A police officer saw a car speeding down the highway.

He started chasing after the speeder . When he got close he's saw it was a blonde woman who was actually knitting while driving.

The cop yelled, "Pull over!"

The blonde shouted back, "No! It's a sweater!"

stayin' alive
A cowboy told his grandson the secret to a long life.

He said, "You gotta sprinkle a little gunpowder on your oatmeal, see. If you do, you'll live to a nice ripe old age."

So the cowboy did this religiously every day, and sure enough, lived to the nice ripe old age of 96.

When he died he left behind 4 children, 8 grandchildren, 15 great-grandchildren

...and a 16 foot hole in the wall of the crematorium.

a skeleton walks into a bar...
A skeleton walks into a bar, and says, "Give me shot, and a mop."
a bear was chasing a little rabbit...
A bear was chasing a little rabbit.

"Stop running and get back here!" yelled the bear.

"Never!" shouted the rabbit.

As the rabbit was running he tripped on a lamp. His soft furry foot brushed the lamp and out popped a genie.

The genie noticed the frightened rabbit was being chased by the bear.

The genie said to the bear,"Hey! If you stop chasing him I'll grant you and the rabbit both two wishes!"
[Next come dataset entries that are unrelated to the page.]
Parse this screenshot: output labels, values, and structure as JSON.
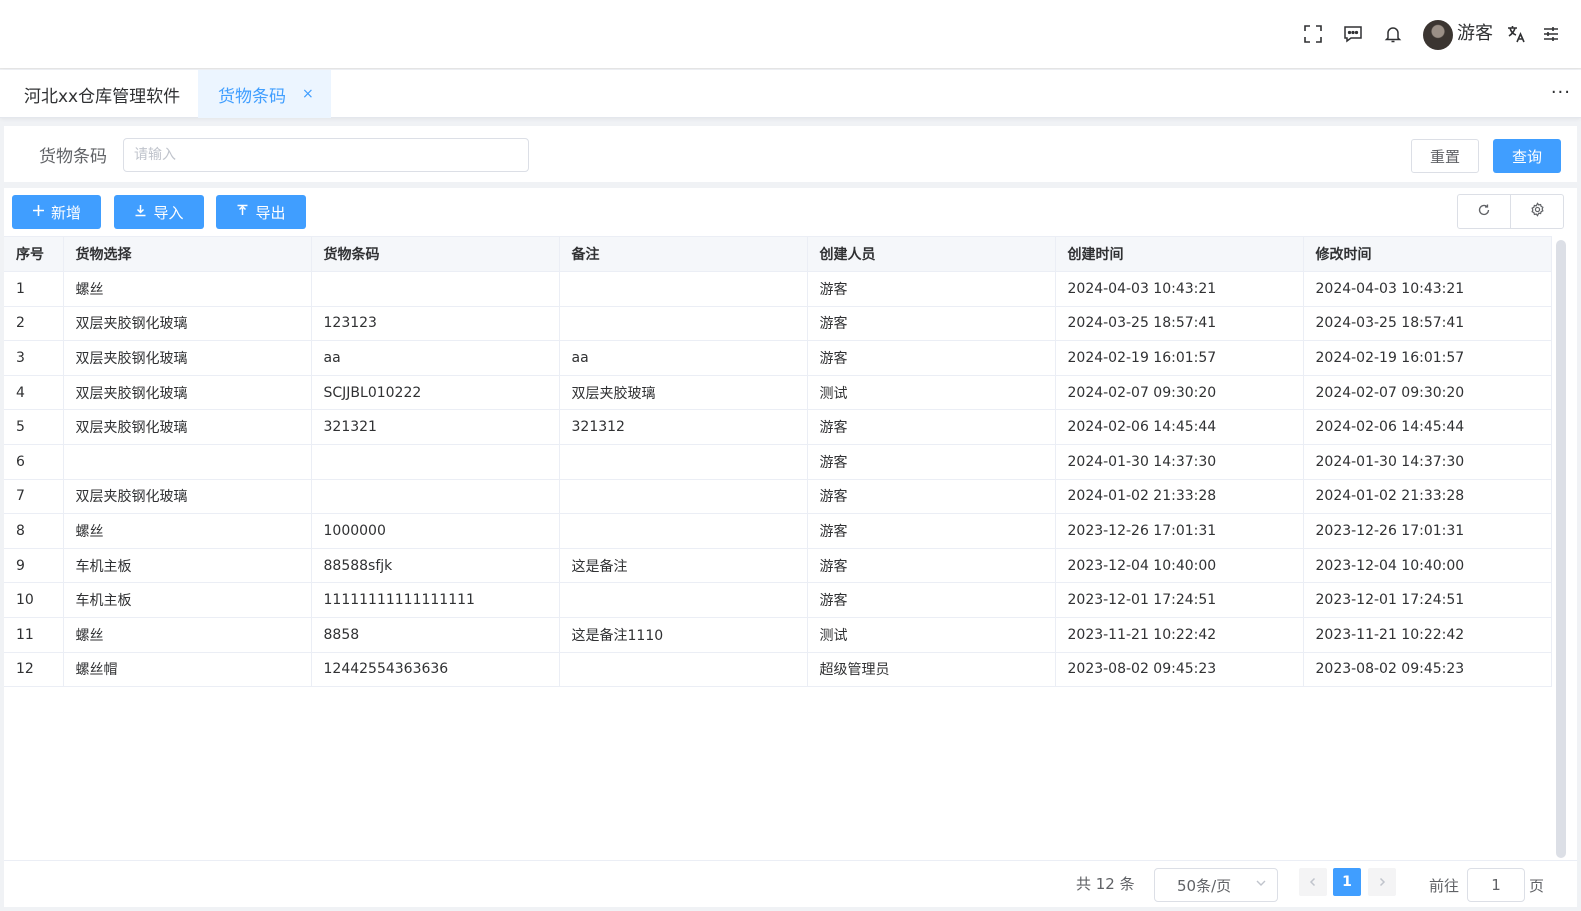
{
  "header": {
    "username": "游客",
    "icons": [
      "fullscreen-icon",
      "message-icon",
      "bell-icon",
      "avatar",
      "translate-icon",
      "settings-sliders-icon"
    ]
  },
  "tabs": {
    "home": "河北xx仓库管理软件",
    "active": "货物条码",
    "close": "×",
    "more": "···"
  },
  "search": {
    "label": "货物条码",
    "placeholder": "请输入",
    "value": "",
    "reset_label": "重置",
    "query_label": "查询"
  },
  "toolbar": {
    "add_label": "新增",
    "import_label": "导入",
    "export_label": "导出"
  },
  "table": {
    "columns": [
      "序号",
      "货物选择",
      "货物条码",
      "备注",
      "创建人员",
      "创建时间",
      "修改时间"
    ],
    "rows": [
      [
        "1",
        "螺丝",
        "",
        "",
        "游客",
        "2024-04-03 10:43:21",
        "2024-04-03 10:43:21"
      ],
      [
        "2",
        "双层夹胶钢化玻璃",
        "123123",
        "",
        "游客",
        "2024-03-25 18:57:41",
        "2024-03-25 18:57:41"
      ],
      [
        "3",
        "双层夹胶钢化玻璃",
        "aa",
        "aa",
        "游客",
        "2024-02-19 16:01:57",
        "2024-02-19 16:01:57"
      ],
      [
        "4",
        "双层夹胶钢化玻璃",
        "SCJJBL010222",
        "双层夹胶玻璃",
        "测试",
        "2024-02-07 09:30:20",
        "2024-02-07 09:30:20"
      ],
      [
        "5",
        "双层夹胶钢化玻璃",
        "321321",
        "321312",
        "游客",
        "2024-02-06 14:45:44",
        "2024-02-06 14:45:44"
      ],
      [
        "6",
        "",
        "",
        "",
        "游客",
        "2024-01-30 14:37:30",
        "2024-01-30 14:37:30"
      ],
      [
        "7",
        "双层夹胶钢化玻璃",
        "",
        "",
        "游客",
        "2024-01-02 21:33:28",
        "2024-01-02 21:33:28"
      ],
      [
        "8",
        "螺丝",
        "1000000",
        "",
        "游客",
        "2023-12-26 17:01:31",
        "2023-12-26 17:01:31"
      ],
      [
        "9",
        "车机主板",
        "88588sfjk",
        "这是备注",
        "游客",
        "2023-12-04 10:40:00",
        "2023-12-04 10:40:00"
      ],
      [
        "10",
        "车机主板",
        "11111111111111111",
        "",
        "游客",
        "2023-12-01 17:24:51",
        "2023-12-01 17:24:51"
      ],
      [
        "11",
        "螺丝",
        "8858",
        "这是备注1110",
        "测试",
        "2023-11-21 10:22:42",
        "2023-11-21 10:22:42"
      ],
      [
        "12",
        "螺丝帽",
        "12442554363636",
        "",
        "超级管理员",
        "2023-08-02 09:45:23",
        "2023-08-02 09:45:23"
      ]
    ]
  },
  "pagination": {
    "total_text": "共 12 条",
    "page_size": "50条/页",
    "current_page": "1",
    "goto_label": "前往",
    "goto_value": "1",
    "page_suffix": "页"
  },
  "colors": {
    "primary": "#409eff",
    "tab_active_bg": "#ecf5ff",
    "header_bg": "#f5f7fa"
  }
}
The bear agreed and was so eager he jumped to go first. He said, "I wish that a had the biggest penis in the world!"

*Poof!* and his wish was granted.

The rabbit went next, "I wish I had a super fast motorcycle!"

*Poof* and the rabbit's wish was granted.

The bear looked at the rabbit and thought, "What a lame wish!"

For his final wish, the bear smirked as he wished that all the other bears in the world were female.

*Poof* his wish was granted.

The rabbit jumped on his motorcycle, revved the engine and laughed.

Just before he booked out of there he said, "I wish the bear was gay!"